Пишут не только журналисты и литературные критики; появляются и книги тех, кто до этого вообще никакого отношения к писательству не имел. Например, безыскусно написанное curriculum vitae Марии Бубновой «Я могу говорить» (Нижний Новгород, 2020) о глухоте, которой она страдала с детства и которую, благодаря самоотверженности родителей и поддержке сурдопедагогов, смогла частично преодолеть. Или книга Татьяны Марковой и Ольги Каверзневой «Я была в твоей шкуре», которая должна скоро выйти в издательстве «Бослен» (видел ее в верстке). История двух матерей, боровшихся за жизнь своих детей; тоже берет за живое…
Почти все названные авторы признаются в предисловиях, что начинали писать для себя — освободиться от груза боли. Да, аутопсихотерапия. Но и любое писательство обладает аутопсихотерапевтическим эффектом, неважно, от чьего лица ведется повествование. Важно, насколько описание боли — своей или близкого человека — выводит автора за пределы жалоб и сетований, насколько позволяет ему (и нам) по-иному взглянуть на себя, на свою жизнь, найти в ней новые смыслы.
«Когда она пришла? Она — это моя болезнь, сущее, которое изменило мою жизнь, не исковеркало, не обворовало, а медленно и неуклонно выбивало старые привычки, устоявшиеся интересы, меняло вкусы и отношения: к дому, к вещам, к любви, к чужим слабостям. Отнимая одно, всегда щедро давало другое» (Ирина Ясина, «История болезни»).
С прошлого года пошел вал дневников тех, кто переболел ковидом или ухаживал за заболевшими. И хотя заметных текстов среди них пока не обнаружилось (или проглядел), они, вероятно, появятся. Да и без ковида поводов для того, чтобы таких книг стало больше, хватает.
В августовской «Кавалерии» я писал о нехватке веселых, смешных книг; но и книг, вызывающих ком в горле, тоже не много. Заставить читателя облиться слезами над вымыслом все труднее. И все убедительнее звучат голоса тех, кто обладает опытом переживания и превозмогания боли. Кто способен поделиться им с читателем — на добротном литературном уровне, без скидок на «литературу жертвы».

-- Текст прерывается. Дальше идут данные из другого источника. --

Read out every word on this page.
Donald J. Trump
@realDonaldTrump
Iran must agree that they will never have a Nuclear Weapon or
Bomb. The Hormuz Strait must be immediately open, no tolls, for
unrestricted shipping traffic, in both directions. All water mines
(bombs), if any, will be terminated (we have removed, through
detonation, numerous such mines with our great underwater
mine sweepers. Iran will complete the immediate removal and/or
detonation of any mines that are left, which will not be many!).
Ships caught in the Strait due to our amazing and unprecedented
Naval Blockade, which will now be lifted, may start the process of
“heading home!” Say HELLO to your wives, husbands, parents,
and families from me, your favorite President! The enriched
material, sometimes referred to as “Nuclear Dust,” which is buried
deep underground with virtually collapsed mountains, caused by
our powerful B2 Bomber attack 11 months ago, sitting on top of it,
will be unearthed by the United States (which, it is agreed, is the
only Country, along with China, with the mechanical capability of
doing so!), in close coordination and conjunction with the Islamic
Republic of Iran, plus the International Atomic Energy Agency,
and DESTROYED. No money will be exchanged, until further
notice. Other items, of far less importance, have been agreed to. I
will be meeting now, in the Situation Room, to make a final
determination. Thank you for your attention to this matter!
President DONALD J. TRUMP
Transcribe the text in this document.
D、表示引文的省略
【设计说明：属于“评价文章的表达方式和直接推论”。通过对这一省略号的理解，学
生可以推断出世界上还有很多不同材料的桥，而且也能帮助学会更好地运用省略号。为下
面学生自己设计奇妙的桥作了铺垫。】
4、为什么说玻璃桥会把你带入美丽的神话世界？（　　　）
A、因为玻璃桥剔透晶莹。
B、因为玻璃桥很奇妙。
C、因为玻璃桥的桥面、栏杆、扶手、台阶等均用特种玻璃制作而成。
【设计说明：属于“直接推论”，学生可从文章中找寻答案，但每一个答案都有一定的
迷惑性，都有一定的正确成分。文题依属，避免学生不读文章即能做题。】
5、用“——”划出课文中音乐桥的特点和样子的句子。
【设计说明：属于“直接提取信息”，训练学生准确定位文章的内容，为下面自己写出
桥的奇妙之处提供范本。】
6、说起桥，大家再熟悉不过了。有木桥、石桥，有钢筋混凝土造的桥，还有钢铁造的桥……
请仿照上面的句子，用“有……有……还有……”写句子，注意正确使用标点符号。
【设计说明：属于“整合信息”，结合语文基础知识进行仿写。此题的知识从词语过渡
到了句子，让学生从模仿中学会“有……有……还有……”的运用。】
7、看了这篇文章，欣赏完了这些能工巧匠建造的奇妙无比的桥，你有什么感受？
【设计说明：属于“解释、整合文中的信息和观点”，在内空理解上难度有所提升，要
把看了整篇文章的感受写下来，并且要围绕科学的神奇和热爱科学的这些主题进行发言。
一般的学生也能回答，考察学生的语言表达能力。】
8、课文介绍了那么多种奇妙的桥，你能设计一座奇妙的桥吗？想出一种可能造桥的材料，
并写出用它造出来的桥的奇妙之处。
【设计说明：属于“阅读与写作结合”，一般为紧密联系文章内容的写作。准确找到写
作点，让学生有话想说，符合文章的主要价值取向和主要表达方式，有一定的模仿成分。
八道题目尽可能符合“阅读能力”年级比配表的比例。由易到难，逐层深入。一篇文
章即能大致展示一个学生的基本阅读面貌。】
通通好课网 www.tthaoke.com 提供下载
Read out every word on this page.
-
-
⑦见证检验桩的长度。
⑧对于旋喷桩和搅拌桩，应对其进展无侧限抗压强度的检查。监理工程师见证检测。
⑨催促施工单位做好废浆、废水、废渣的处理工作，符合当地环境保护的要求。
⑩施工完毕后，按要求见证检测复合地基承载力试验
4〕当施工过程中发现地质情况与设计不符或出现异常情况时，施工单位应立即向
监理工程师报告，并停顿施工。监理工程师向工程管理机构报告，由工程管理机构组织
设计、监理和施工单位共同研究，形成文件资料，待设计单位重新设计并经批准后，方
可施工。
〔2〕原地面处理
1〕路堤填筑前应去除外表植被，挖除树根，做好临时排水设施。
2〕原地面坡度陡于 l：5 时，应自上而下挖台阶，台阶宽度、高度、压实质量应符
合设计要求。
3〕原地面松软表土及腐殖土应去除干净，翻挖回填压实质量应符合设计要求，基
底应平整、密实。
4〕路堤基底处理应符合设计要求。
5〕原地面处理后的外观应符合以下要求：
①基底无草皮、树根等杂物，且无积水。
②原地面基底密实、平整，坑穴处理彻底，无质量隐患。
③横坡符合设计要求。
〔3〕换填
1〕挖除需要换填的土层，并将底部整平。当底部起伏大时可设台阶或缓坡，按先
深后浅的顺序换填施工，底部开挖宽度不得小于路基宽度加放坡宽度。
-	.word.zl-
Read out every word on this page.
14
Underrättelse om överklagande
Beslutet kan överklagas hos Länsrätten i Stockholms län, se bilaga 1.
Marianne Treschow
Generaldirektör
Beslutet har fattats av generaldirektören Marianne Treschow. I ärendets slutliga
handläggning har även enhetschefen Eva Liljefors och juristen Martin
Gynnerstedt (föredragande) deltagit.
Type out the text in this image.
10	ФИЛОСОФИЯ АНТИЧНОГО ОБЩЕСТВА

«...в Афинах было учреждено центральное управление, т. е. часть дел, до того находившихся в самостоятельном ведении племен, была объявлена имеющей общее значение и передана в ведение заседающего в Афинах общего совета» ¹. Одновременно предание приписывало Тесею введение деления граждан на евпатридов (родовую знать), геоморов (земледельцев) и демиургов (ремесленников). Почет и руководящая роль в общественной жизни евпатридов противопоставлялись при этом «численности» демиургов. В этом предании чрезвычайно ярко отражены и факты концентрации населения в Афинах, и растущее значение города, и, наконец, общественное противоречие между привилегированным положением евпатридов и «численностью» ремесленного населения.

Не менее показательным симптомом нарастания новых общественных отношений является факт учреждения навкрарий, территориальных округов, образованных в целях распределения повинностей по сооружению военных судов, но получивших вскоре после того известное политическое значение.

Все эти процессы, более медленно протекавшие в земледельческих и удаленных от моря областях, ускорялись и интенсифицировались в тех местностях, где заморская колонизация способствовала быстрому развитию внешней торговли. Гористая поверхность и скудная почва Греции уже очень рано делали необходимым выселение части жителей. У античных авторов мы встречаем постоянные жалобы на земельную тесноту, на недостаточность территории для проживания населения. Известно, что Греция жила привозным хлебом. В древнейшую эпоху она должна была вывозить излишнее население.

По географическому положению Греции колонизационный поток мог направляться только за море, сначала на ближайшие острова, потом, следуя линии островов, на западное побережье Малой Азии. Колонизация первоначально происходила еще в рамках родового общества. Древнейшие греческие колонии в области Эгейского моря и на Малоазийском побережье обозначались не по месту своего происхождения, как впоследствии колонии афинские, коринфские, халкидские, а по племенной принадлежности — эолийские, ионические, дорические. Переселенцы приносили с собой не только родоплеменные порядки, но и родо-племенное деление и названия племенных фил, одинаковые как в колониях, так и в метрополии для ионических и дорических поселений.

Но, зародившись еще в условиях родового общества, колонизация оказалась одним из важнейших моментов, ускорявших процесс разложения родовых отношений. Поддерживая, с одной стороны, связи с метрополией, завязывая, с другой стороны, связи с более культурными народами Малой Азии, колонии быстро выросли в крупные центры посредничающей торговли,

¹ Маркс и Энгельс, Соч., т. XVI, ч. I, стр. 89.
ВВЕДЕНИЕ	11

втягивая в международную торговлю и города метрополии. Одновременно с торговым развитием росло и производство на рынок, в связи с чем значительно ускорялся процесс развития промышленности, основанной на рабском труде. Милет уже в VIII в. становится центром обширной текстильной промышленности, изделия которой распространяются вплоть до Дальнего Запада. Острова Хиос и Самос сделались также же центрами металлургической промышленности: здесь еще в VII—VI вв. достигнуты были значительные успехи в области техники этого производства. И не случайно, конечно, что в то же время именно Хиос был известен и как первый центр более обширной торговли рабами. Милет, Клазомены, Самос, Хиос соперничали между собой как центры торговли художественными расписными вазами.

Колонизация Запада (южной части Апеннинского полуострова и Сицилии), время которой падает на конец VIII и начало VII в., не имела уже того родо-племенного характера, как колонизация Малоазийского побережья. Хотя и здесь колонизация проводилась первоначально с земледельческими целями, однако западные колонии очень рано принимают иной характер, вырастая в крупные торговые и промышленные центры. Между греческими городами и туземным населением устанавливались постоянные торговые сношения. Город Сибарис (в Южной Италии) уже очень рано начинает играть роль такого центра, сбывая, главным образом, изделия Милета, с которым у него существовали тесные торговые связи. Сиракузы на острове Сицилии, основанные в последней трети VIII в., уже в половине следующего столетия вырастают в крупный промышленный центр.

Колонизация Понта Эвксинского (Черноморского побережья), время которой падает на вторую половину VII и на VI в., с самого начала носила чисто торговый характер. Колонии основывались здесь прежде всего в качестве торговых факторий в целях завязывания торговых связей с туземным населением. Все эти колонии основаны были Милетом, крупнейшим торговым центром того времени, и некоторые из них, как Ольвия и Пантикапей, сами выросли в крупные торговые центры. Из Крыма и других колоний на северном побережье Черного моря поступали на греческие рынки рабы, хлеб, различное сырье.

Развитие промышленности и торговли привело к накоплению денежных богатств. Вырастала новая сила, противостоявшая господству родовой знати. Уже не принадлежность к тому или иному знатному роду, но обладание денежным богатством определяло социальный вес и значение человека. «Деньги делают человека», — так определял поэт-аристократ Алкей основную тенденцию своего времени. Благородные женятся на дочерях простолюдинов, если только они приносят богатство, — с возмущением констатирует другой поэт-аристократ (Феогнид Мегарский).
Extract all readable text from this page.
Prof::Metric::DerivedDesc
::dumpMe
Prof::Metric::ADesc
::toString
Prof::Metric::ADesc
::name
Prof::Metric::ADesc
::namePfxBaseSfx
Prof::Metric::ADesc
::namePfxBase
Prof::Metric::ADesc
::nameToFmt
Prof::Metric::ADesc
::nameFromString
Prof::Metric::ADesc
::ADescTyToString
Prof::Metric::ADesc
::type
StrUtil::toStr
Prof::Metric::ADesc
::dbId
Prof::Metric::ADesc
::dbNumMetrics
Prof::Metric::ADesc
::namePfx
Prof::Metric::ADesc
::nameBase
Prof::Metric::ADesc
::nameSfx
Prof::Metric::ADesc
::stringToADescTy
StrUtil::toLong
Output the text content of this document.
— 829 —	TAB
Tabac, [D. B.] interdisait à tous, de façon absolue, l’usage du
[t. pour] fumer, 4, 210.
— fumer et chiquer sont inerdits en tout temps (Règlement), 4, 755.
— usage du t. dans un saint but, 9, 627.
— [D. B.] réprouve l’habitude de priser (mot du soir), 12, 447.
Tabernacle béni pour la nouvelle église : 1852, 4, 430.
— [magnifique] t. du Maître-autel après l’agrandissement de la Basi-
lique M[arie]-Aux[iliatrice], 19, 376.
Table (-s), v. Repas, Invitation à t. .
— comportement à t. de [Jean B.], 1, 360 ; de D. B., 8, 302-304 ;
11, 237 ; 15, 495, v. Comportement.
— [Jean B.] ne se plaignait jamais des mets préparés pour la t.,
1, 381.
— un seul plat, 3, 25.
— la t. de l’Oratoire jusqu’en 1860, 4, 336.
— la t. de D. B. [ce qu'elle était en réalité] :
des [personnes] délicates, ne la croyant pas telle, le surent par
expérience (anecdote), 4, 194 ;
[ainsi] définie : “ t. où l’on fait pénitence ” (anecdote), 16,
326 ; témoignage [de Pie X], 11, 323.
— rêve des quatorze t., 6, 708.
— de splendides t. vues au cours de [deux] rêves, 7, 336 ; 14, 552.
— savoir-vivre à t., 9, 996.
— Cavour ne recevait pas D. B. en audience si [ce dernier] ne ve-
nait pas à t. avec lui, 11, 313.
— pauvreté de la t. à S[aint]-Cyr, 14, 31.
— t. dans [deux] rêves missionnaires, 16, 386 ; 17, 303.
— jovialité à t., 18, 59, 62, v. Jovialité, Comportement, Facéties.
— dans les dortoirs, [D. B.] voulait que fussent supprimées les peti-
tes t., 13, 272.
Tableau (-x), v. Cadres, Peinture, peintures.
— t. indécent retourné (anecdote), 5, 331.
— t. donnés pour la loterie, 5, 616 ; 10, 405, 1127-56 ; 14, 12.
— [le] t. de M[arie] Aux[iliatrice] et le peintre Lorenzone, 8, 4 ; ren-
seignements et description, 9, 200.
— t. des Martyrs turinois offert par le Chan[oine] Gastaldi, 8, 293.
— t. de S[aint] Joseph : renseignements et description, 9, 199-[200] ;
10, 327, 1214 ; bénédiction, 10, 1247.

Еще раз сошлюсь на Нэнси Морс — и ею же завершу. «Как общество, мы остро нуждаемся в спасительной исповеди, которую эта литература содержит. Я имею в виду такие работы, как поздние дневники Мэй Сартон, которые безжалостно обнажают перед ней самой и нами разрушительные последствия болезни и старости; вместе с ней читатели приходят к пониманию труда умирания и верят, что они тоже смогут с ним справиться. Сделать свою боль не жалкой, но прекрасной, демонстрируя упорство и торжество человеческого духа: истинную ценность искусства».